Perhaps it’s about how our society and culture still regularly tell women, in ways subtle and not-so-subtle, that if you’re a woman with a child in daycare, you’re shortchanging him/her. That you’re not loving your child enough, and that you’ll hurt him/her in the long run.

And if that is, indeed, what this is about, perhaps these ludicrous little heart-covered notes in paper sacks, with a baby’s name hurriedly scrawled in an adult’s handwriting, are a strange kind of coded message system that translates to, “Your kid’s with my kid. And you know what? They’re loved, they’re cared for, and they’re all going to be just fine.”

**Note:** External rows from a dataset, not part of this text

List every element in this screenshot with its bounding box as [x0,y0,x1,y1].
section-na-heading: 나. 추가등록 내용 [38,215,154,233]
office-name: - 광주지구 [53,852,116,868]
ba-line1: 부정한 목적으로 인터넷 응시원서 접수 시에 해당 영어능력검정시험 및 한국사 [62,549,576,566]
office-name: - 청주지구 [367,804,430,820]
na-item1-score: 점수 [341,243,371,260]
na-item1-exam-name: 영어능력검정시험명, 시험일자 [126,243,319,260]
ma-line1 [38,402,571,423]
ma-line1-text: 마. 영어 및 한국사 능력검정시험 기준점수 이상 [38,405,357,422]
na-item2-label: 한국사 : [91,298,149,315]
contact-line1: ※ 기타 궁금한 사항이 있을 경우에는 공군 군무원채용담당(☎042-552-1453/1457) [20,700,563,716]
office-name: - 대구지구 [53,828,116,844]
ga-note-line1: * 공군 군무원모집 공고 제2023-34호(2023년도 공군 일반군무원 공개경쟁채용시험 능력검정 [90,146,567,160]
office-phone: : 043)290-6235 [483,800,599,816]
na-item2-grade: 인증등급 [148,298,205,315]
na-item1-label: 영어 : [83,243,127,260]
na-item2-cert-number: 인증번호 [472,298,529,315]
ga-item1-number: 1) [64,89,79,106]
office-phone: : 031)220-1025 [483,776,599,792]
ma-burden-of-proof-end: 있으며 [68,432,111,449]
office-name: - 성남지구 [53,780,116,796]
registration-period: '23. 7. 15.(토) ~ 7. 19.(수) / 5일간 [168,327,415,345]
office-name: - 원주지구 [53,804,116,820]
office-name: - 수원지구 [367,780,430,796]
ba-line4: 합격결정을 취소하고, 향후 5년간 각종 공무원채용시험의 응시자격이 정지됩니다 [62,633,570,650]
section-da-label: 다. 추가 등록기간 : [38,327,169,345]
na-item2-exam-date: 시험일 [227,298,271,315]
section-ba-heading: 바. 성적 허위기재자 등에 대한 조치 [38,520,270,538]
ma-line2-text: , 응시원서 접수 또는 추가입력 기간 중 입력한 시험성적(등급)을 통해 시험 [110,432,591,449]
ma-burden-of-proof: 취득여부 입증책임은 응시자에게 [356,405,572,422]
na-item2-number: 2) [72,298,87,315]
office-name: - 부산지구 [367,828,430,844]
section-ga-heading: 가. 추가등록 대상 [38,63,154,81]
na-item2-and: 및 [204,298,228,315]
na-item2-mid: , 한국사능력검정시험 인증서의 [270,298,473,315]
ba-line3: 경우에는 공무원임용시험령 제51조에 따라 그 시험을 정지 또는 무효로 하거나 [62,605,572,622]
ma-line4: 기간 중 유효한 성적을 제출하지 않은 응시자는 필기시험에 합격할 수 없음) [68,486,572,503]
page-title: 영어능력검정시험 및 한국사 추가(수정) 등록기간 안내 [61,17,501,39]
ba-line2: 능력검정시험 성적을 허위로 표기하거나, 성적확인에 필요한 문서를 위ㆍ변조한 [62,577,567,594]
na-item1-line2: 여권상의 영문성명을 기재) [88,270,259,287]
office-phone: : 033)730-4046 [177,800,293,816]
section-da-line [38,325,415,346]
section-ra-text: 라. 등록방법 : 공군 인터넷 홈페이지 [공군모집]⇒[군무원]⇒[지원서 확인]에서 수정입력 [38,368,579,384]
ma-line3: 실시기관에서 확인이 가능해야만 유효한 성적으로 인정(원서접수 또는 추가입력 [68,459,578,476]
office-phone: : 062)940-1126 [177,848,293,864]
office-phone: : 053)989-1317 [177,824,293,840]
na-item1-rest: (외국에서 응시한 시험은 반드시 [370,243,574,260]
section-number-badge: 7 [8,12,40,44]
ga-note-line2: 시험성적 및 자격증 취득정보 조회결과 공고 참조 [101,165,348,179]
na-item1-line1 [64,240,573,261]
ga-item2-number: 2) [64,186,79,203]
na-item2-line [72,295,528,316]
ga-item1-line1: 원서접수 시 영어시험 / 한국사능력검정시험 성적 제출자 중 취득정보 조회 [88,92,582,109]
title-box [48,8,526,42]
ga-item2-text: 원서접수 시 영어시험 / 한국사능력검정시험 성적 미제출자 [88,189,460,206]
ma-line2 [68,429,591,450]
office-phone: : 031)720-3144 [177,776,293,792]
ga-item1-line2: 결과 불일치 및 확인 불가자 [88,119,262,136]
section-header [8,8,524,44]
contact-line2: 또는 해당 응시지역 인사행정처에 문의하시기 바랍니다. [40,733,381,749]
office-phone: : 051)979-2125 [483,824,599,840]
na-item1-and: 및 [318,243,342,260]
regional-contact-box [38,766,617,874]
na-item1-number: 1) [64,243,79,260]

So if all this indirectly works to establish a sense of community among families, and moms in particular, than I guess I can accept that.

But believe me when I say that I’m on the hunt for the simplest possible valentines next year.

3 thoughts on “Sweet, comic valentine (for infants!)

  1. Just wait until elementary school Jenn. I only sent in little Dora valentines…and no treat. The shame! Cut to me 8 years later, frosting 38 little homemade heart shaped sugar cookies last night.

  2. Elli says:

    It’s a nice way to interpret this strange phenomenon, while looking at the big societal picture with its ingrained sexism. And the writing, as usual, is a delight!

  3. Danielle says:

    Favorite paragraph: I always, always, always think it’s a peculiar affectation to pretend a baby has written a letter/e-mail/note. And when the babies appear to exchange little candy treats at Halloween, I tend to think, “Come on. We know the parents are eating these things. Why don’t we just be honest and share little bottles of airplane booze/wine?”

    Yessssssssssssssssss. My thoughts exactly.